Torre decision: Let Cano swing away.
Now, this situation sounds quite similar to the one mentioned above against the Angels where Torre bunted not once but twice with his 2 and 3 hitters, doesn't it? A .330 hitter at the plate here, a .345 hitter at the plate there? Two speedy baserunners? So why, pray tell, doesn't he stay consistent and have Cano lay down a bunt?
While I may agree with the decision to have Cano swing away, it just doesn't make any sense to me why Torre would do things so completely differently here.
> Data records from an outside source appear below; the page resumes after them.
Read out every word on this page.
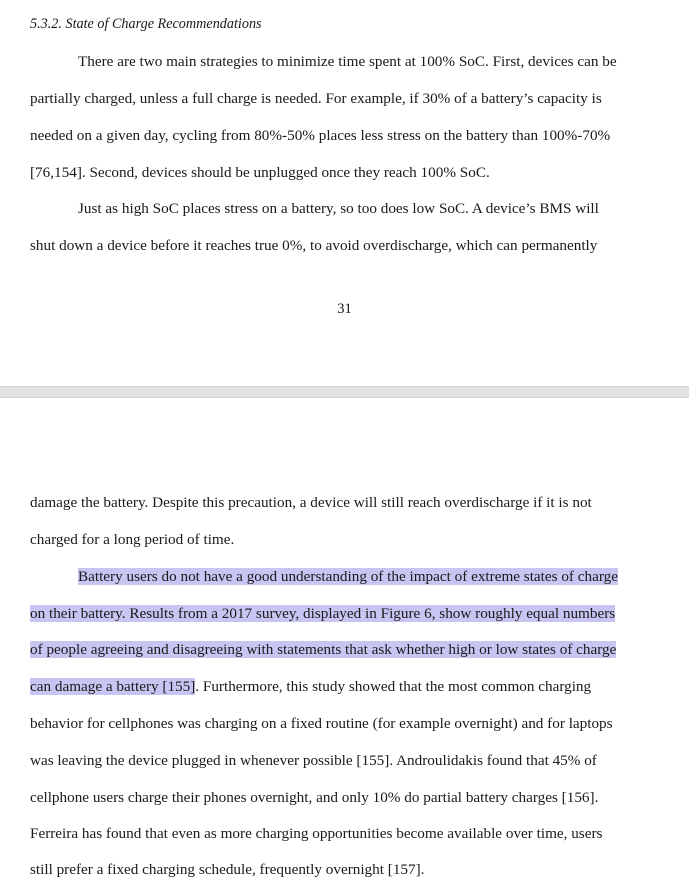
5.3.2. State of Charge Recommendations
There are two main strategies to minimize time spent at 100% SoC. First, devices can be
partially charged, unless a full charge is needed. For example, if 30% of a battery’s capacity is
needed on a given day, cycling from 80%-50% places less stress on the battery than 100%-70%
[76,154]. Second, devices should be unplugged once they reach 100% SoC.
Just as high SoC places stress on a battery, so too does low SoC. A device’s BMS will
shut down a device before it reaches true 0%, to avoid overdischarge, which can permanently
31
damage the battery. Despite this precaution, a device will still reach overdischarge if it is not
charged for a long period of time.
Battery users do not have a good understanding of the impact of extreme states of charge
on their battery. Results from a 2017 survey, displayed in Figure 6, show roughly equal numbers
of people agreeing and disagreeing with statements that ask whether high or low states of charge
can damage a battery [155]. Furthermore, this study showed that the most common charging
behavior for cellphones was charging on a fixed routine (for example overnight) and for laptops
was leaving the device plugged in whenever possible [155]. Androulidakis found that 45% of
cellphone users charge their phones overnight, and only 10% do partial battery charges [156].
Ferreira has found that even as more charging opportunities become available over time, users
still prefer a fixed charging schedule, frequently overnight [157].
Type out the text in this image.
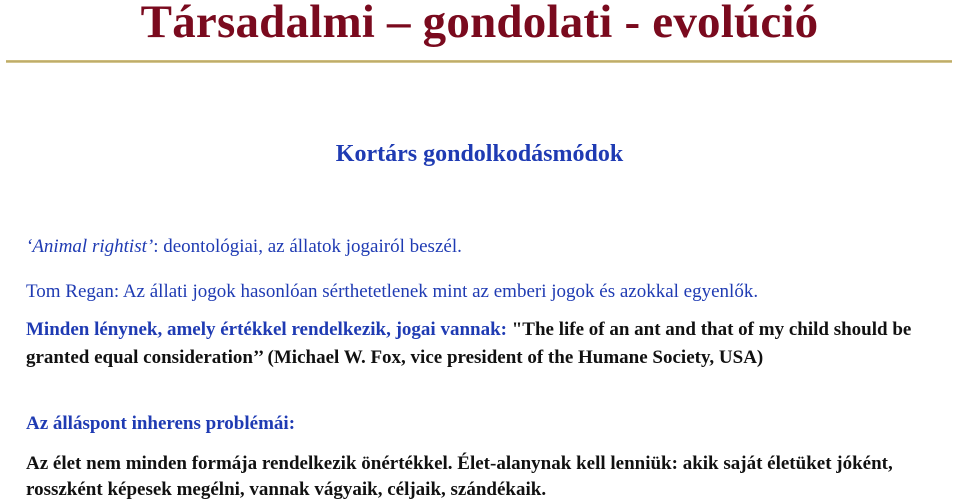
Társadalmi – gondolati - evolúció
Kortárs gondolkodásmódok

‘Animal rightist’: deontológiai, az állatok jogairól beszél.

Tom Regan: Az állati jogok hasonlóan sérthetetlenek mint az emberi jogok és azokkal egyenlők.

Minden lénynek, amely értékkel rendelkezik, jogai vannak: "The life of an ant and that of my child should be granted equal consideration’’ (Michael W. Fox, vice president of the Humane Society, USA)

Az álláspont inherens problémái:

Az élet nem minden formája rendelkezik önértékkel. Élet-alanynak kell lenniük: akik saját életüket jóként, rosszként képesek megélni, vannak vágyaik, céljaik, szándékaik.
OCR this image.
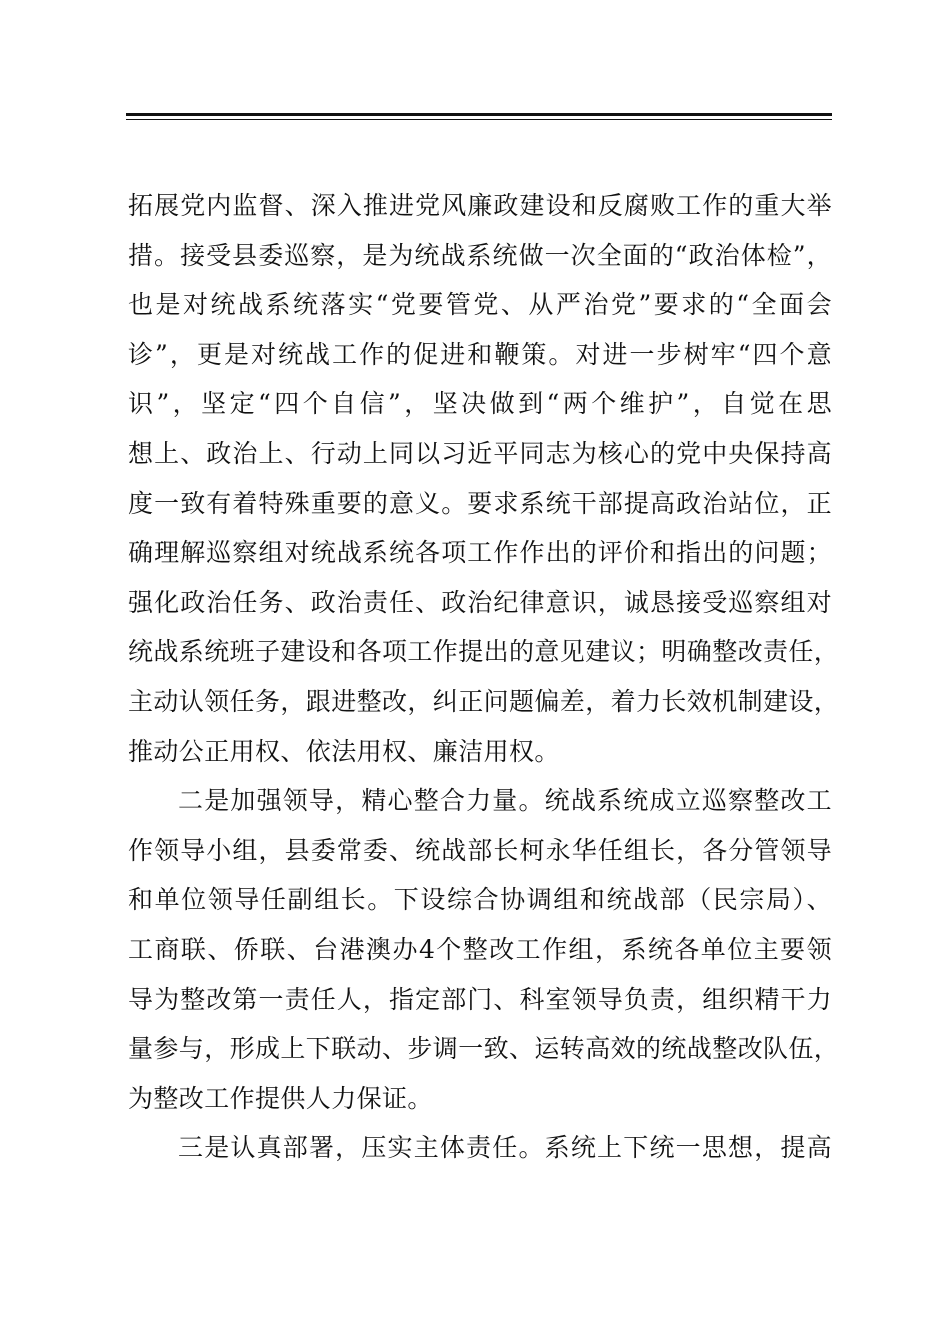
拓展党内监督、深入推进党风廉政建设和反腐败工作的重大举
措。接受县委巡察，是为统战系统做一次全面的“政治体检”，
也是对统战系统落实“党要管党、从严治党”要求的“全面会
诊”，更是对统战工作的促进和鞭策。对进一步树牢“四个意
识”，坚定“四个自信”，坚决做到“两个维护”，自觉在思
想上、政治上、行动上同以习近平同志为核心的党中央保持高
度一致有着特殊重要的意义。要求系统干部提高政治站位，正
确理解巡察组对统战系统各项工作作出的评价和指出的问题；
强化政治任务、政治责任、政治纪律意识，诚恳接受巡察组对
统战系统班子建设和各项工作提出的意见建议；明确整改责任，
主动认领任务，跟进整改，纠正问题偏差，着力长效机制建设，
推动公正用权、依法用权、廉洁用权。
二是加强领导，精心整合力量。统战系统成立巡察整改工
作领导小组，县委常委、统战部长柯永华任组长，各分管领导
和单位领导任副组长。下设综合协调组和统战部（民宗局）、
工商联、侨联、台港澳办4个整改工作组，系统各单位主要领
导为整改第一责任人，指定部门、科室领导负责，组织精干力
量参与，形成上下联动、步调一致、运转高效的统战整改队伍，
为整改工作提供人力保证。
三是认真部署，压实主体责任。系统上下统一思想，提高
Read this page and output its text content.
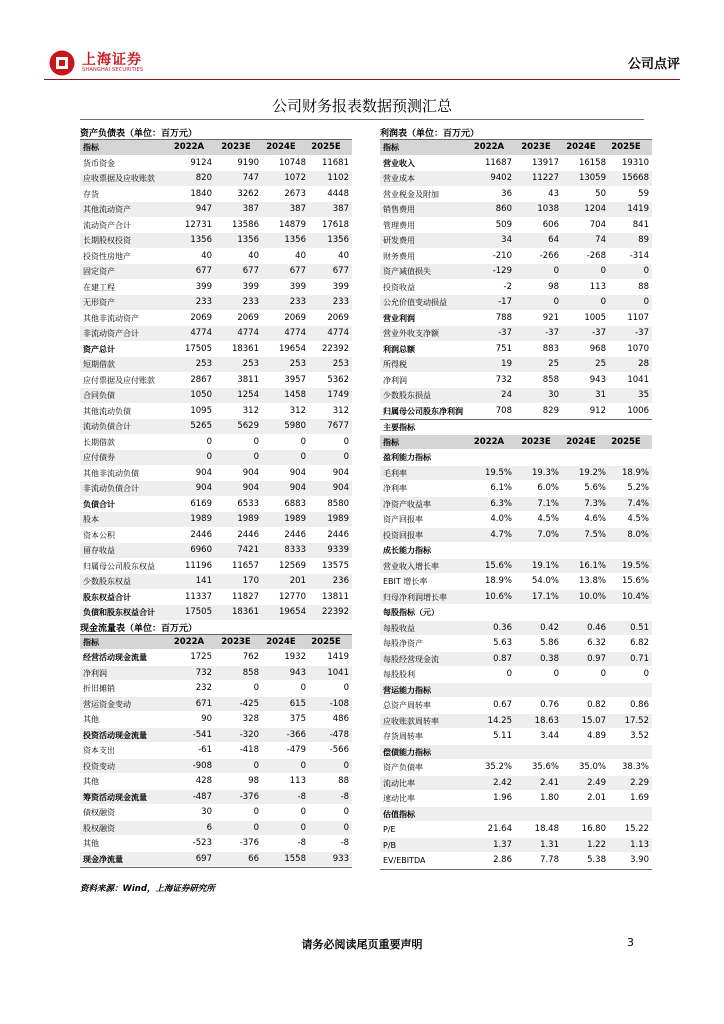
上海证券
SHANGHAI SECURITIES	公司点评
公司财务报表数据预测汇总
资产负债表（单位：百万元）
指标	2022A	2023E	2024E	2025E
货币资金	9124	9190	10748	11681
应收票据及应收账款	820	747	1072	1102
存货	1840	3262	2673	4448
其他流动资产	947	387	387	387
流动资产合计	12731	13586	14879	17618
长期股权投资	1356	1356	1356	1356
投资性房地产	40	40	40	40
固定资产	677	677	677	677
在建工程	399	399	399	399
无形资产	233	233	233	233
其他非流动资产	2069	2069	2069	2069
非流动资产合计	4774	4774	4774	4774
资产总计	17505	18361	19654	22392
短期借款	253	253	253	253
应付票据及应付账款	2867	3811	3957	5362
合同负债	1050	1254	1458	1749
其他流动负债	1095	312	312	312
流动负债合计	5265	5629	5980	7677
长期借款	0	0	0	0
应付债券	0	0	0	0
其他非流动负债	904	904	904	904
非流动负债合计	904	904	904	904
负债合计	6169	6533	6883	8580
股本	1989	1989	1989	1989
资本公积	2446	2446	2446	2446
留存收益	6960	7421	8333	9339
归属母公司股东权益	11196	11657	12569	13575
少数股东权益	141	170	201	236
股东权益合计	11337	11827	12770	13811
负债和股东权益合计	17505	18361	19654	22392
现金流量表（单位：百万元）
指标	2022A	2023E	2024E	2025E
经营活动现金流量	1725	762	1932	1419
净利润	732	858	943	1041
折旧摊销	232	0	0	0
营运资金变动	671	-425	615	-108
其他	90	328	375	486
投资活动现金流量	-541	-320	-366	-478
资本支出	-61	-418	-479	-566
投资变动	-908	0	0	0
其他	428	98	113	88
筹资活动现金流量	-487	-376	-8	-8
债权融资	30	0	0	0
股权融资	6	0	0	0
其他	-523	-376	-8	-8
现金净流量	697	66	1558	933
利润表（单位：百万元）
指标	2022A	2023E	2024E	2025E
营业收入	11687	13917	16158	19310
营业成本	9402	11227	13059	15668
营业税金及附加	36	43	50	59
销售费用	860	1038	1204	1419
管理费用	509	606	704	841
研发费用	34	64	74	89
财务费用	-210	-266	-268	-314
资产减值损失	-129	0	0	0
投资收益	-2	98	113	88
公允价值变动损益	-17	0	0	0
营业利润	788	921	1005	1107
营业外收支净额	-37	-37	-37	-37
利润总额	751	883	968	1070
所得税	19	25	25	28
净利润	732	858	943	1041
少数股东损益	24	30	31	35
归属母公司股东净利润	708	829	912	1006
主要指标
指标	2022A	2023E	2024E	2025E
盈利能力指标
毛利率	19.5%	19.3%	19.2%	18.9%
净利率	6.1%	6.0%	5.6%	5.2%
净资产收益率	6.3%	7.1%	7.3%	7.4%
资产回报率	4.0%	4.5%	4.6%	4.5%
投资回报率	4.7%	7.0%	7.5%	8.0%
成长能力指标
营业收入增长率	15.6%	19.1%	16.1%	19.5%
EBIT 增长率	18.9%	54.0%	13.8%	15.6%
归母净利润增长率	10.6%	17.1%	10.0%	10.4%
每股指标（元）
每股收益	0.36	0.42	0.46	0.51
每股净资产	5.63	5.86	6.32	6.82
每股经营现金流	0.87	0.38	0.97	0.71
每股股利	0	0	0	0
营运能力指标
总资产周转率	0.67	0.76	0.82	0.86
应收账款周转率	14.25	18.63	15.07	17.52
存货周转率	5.11	3.44	4.89	3.52
偿债能力指标
资产负债率	35.2%	35.6%	35.0%	38.3%
流动比率	2.42	2.41	2.49	2.29
速动比率	1.96	1.80	2.01	1.69
估值指标
P/E	21.64	18.48	16.80	15.22
P/B	1.37	1.31	1.22	1.13
EV/EBITDA	2.86	7.78	5.38	3.90
资料来源：Wind，上海证券研究所
请务必阅读尾页重要声明	3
Why completely change your gameplan in a near-identical situation?
Maybe poor Sam Perlozzo just doesn't impress our boy Joe.
Perhaps he was getting more green tea and missed the play.
It's possible he wasn't paying attention, or was thinking about how great it was to have Bernie out there in center again.
Whatever the reason, I'm sticking to my "Joe Torre Tries to Outmanage Mike Scioscia By Overmanaging" theory and adding a "Joe Torre Tries to Outmanage Ozzie Guillen By Overmanaging" hypothesis. Until proven otherwise, I'm going to continue to believe in both of these.
To those who have asked about my lack of activity lately, I apologize for my absence. Sometimes real life catches up with you, and time and inspiration for blogging just aren't there. I assure you though, I'm back again.